The ending of the notorious Brimstone and Treacle is equally ambiguous in its recovered memory. A young man representing the devil (he reveals his clawed feet and can call down lightning at will) rapes a catatonic girl. In the NFT programme notes (and in many accounts of the play), this is described as ‘bringing salvation’. As a consequence she regains her senses – and her memory. But this ‘redemption’ through rape reveals an earlier crime which, it emerges, was the cause of the ensuing trauma.

And this is my point: in its treatment of abuse, like all the plays, Brimstone and Treacle is complex, ambiguous, with no clear delineation between the evil and the innocent. ‘We cannot even begin to define good and evil without being aware of the interactions between the two’ wrote Potter (quoted by Mark Lawson, reviewing Brimstone and Treacle in The Guardian 10 August 1987). And a quotation from Kirkegaard begins the play ‘There resides infinitely more good in the demonic than in the trivial man.’  With her memory restored Patsy recalls the shock which led her to run into the road where she was knocked down by a car. She had found her father in bed with her best friend. Her enforced silence reflects many silences, as both father and devil deal with their appetites.

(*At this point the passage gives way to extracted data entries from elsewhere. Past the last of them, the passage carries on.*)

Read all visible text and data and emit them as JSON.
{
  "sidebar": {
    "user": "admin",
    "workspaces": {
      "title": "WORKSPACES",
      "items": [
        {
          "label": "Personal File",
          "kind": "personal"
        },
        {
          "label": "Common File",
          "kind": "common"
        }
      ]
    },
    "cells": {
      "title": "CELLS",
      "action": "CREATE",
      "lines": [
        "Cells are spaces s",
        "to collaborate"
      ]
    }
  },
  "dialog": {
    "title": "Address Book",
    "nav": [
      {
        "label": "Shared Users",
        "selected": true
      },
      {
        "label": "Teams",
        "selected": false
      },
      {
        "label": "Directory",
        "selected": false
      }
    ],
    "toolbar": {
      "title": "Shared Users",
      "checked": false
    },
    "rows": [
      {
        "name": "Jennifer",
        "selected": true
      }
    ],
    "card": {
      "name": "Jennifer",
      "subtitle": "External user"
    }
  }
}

It was an early play, Moonlight on the Highway (1969)which took head-on the reality of abuse.  Its reclusive, nerdish hero, played by a young Ian Holm, was abused as a child.  Unusually, this play considers how abuse is dealt with by its victim … in this case through an obsession. David is an expert on the career of wartime crooner Al Bowly – although this the late 1960s when rock music was taking off.  His need to recover the past, and to speak his experience, is acted out in front of a group of elderly Bowly followers – a completely inappropriate audience.  He declares that he has an admission to make.  But the expected admission is not about the abuse – this is deflected on to a ‘worse’ crime: he has slept with 1000 prostitutes (Dennis Potter himself made a similar claim).  In Moonlight the unfashionable music, its sentimental tunes and insightful words (as in Pennies from Heaven) is used to cope with a trauma which can never be forgotten.

As a final note, In the 1980s, when Brimstone and Treacle was finally shown, television was playing an innovative role in drawing attention to the issue of child abuse.  There were social action programmes like Thames Television’s Help, but more spectacularly Esther Rantzen, a major television personality at the time launched a spin-off from her top rating That’s Life.  Childwatch (1986) set up the charity Childline – a free and confidential telephone line for children (it’s now part of the NSPCC).  For once the dominant image was of a child taking action to resolve the situation, rather than being portrayed as dejected, crushed and despairing.

Summer 2014

 

Pat Holland is a part-time lecturer at Bournemouth University.  Her most recent book is Broadcasting and the NHS in the Thatcherite 1980s: The Challenge to Public Service with Sherryl Wilson and Hugh Chignell Palgrave Macmillan 3013.